Functionality: In the beginning of fluorescent lighting, it was often associated with the drab, mind-numbing glare common to elementary schools and government office buildings. That has been one of the drawbacks of fluorescent light — it seemed outclassed by incandescent bulbs, despite the obvious savings in overall life span and energy consumption. LED Lighting Manufacturer¬†offers many more uses and can compare with any competing source in terms of light quality. There are several different grades of LED light, ones which offer different tints and brightness factors. Thus, the technology is compatible with decorative lighting used in chandeliers or holiday window displays, instances in which the look of the lighting is key. LED lighting can create a color scheme without using filters and can be used in place of even the tiniest bulbs. Besides, the use of LED is much more versatile than fluorescents. While fluorescents had trouble with frequent shifts in power — or turning off and on several times within an hour — LED lighting does not have the same weakness. In fact, LED lighting is very compatible with dimming. It is clear that the functionality will probably put LED lights over the top.
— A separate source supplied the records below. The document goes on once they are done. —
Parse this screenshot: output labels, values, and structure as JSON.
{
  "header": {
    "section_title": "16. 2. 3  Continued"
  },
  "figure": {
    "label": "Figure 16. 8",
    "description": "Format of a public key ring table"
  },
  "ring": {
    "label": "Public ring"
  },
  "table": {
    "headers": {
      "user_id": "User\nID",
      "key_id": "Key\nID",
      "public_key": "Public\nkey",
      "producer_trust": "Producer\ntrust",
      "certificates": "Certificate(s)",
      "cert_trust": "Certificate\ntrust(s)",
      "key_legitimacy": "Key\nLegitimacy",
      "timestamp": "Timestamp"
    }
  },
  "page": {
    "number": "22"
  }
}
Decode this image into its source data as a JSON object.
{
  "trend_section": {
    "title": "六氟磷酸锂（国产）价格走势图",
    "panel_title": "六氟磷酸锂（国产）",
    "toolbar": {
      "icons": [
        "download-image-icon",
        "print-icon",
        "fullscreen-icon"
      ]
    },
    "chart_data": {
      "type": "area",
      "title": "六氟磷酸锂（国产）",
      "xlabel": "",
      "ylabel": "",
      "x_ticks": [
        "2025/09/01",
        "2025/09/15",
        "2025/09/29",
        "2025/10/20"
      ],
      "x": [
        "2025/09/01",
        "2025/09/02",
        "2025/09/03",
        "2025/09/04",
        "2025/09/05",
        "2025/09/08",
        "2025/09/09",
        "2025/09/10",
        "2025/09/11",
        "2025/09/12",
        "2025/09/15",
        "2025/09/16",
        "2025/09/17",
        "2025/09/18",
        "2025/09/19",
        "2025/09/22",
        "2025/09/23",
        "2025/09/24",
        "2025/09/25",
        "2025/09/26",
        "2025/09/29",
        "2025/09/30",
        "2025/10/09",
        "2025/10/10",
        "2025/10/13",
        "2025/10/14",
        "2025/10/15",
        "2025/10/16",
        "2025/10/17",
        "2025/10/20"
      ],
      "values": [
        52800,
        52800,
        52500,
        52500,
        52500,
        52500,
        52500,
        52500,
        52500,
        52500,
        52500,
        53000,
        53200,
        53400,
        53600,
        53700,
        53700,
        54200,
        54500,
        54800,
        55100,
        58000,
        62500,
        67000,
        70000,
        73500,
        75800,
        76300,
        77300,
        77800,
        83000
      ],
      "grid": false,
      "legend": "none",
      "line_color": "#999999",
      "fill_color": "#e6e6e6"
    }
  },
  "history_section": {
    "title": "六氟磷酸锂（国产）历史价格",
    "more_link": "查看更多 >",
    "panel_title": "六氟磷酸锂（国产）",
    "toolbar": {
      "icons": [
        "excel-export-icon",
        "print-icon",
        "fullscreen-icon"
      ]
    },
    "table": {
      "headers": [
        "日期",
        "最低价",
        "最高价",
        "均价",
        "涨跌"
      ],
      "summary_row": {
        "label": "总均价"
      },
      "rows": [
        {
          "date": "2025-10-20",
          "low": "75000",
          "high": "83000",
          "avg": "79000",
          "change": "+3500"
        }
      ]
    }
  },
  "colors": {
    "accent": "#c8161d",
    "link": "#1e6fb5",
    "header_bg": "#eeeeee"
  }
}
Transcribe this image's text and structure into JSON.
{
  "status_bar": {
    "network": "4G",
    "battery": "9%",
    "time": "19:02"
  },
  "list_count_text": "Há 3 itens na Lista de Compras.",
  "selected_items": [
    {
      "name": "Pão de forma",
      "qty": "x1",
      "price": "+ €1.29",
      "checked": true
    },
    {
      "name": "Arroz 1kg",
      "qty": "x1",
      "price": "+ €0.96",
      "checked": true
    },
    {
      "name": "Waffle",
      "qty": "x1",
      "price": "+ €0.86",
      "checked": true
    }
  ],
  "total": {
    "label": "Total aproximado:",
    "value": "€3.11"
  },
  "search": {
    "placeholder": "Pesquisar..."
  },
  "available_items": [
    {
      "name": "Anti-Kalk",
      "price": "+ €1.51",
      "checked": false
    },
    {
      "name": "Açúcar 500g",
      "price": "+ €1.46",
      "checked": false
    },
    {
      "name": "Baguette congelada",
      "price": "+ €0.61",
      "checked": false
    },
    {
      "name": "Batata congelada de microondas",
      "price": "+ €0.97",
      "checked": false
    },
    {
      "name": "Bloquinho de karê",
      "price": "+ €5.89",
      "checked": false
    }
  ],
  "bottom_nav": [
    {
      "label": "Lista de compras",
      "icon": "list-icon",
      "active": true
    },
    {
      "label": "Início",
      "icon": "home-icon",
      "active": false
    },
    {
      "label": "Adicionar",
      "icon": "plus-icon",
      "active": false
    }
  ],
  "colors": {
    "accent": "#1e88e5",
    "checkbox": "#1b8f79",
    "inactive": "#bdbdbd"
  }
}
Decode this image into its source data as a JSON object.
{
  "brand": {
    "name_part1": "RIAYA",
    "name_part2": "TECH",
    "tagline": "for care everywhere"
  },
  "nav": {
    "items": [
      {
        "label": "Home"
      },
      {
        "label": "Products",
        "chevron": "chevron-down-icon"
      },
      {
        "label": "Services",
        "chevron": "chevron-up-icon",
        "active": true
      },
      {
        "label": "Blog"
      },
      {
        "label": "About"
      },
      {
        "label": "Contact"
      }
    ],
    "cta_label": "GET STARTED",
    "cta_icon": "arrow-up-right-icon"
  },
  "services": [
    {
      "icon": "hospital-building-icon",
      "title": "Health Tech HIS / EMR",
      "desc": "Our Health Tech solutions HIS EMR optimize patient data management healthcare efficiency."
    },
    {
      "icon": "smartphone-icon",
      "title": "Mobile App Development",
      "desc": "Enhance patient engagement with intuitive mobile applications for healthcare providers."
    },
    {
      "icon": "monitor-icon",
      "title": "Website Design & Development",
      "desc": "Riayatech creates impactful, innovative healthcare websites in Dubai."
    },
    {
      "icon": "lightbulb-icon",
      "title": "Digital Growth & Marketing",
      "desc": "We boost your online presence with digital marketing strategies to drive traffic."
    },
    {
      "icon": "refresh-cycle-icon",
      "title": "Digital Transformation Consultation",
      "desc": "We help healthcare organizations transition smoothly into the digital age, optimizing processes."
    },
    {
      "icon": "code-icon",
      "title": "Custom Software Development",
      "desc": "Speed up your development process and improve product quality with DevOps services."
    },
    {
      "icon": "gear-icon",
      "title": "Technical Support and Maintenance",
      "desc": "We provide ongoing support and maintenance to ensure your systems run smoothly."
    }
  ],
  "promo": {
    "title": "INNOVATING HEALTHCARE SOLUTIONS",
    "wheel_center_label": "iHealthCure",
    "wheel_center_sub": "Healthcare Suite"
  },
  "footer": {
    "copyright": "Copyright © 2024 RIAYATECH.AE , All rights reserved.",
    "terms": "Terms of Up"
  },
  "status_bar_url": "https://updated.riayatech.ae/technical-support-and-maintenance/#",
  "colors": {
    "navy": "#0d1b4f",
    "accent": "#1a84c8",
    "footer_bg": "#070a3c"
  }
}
Environmental Impact: As mentioned in terms of energy usage, the LED lighting is going to consume less energy with the same amount of lighting displayed. To generate the power, less of the environment’s resources are going to be used. Figuring out your energy bills on a monthly basis, you will probably guess that 30% of cost and impact is concerned with light. Besides that clear example, the amount of pollutants deriving from LED lighting is negligible, especially when compared to fluorescents. Fluorescent lighting is notorious for the mercury content used in its bulbs. We’ve had such a problem with mercury content in our waters. Is it wise to continue to put mercury in the homes of every family? Families and businesses using LED lighting can eliminate that area of concern.

Lifetime: Maybe lifetime is the most striking factor of all. Incandescent bulbs are known to last from 1,000 to 2,000 hours for a full lifetime. Fluorescent lighting was justifiably celebrated for dramatically expanding that number. In some cases, fluorescent lights will last as long as 15,000 hours. Just when you are scratching your head and wondering how it is possible, you will probably be stunned to hear that LED lighting can blow any number out of the water: Best life spans are estimated at 80,000 hours. In the world of electricity, that’s hard to fathom, but you figure if you change a light bulb every year or two and multiply that by 30 or 40, you have to figure that an LED has the potential to last for decades.

Affordability: When you’re talking about lower energy usage and extensively longer life span, you’re talking about lowering costs dramatically. Initially, the expense of led lights is what made it prohibitive for most people. However, the prices have dropped significantly, making the upfront cost make sense along with the obvious and immediate drop in energy costs. In the case of many municipalities and businesses, it has become a no-brainer. Reading over news reports, you’ll see city councils and mayors all across the country ordering a switch to LED lighting. Put simply, governments dealing with light maintenance can slash those projected costs off the books — the lights won’t have to be changed any time soon, so the electricity crews will have to look for contracts elsewhere. In the same way, businesses can clear their books once the bulbs are bought and installed.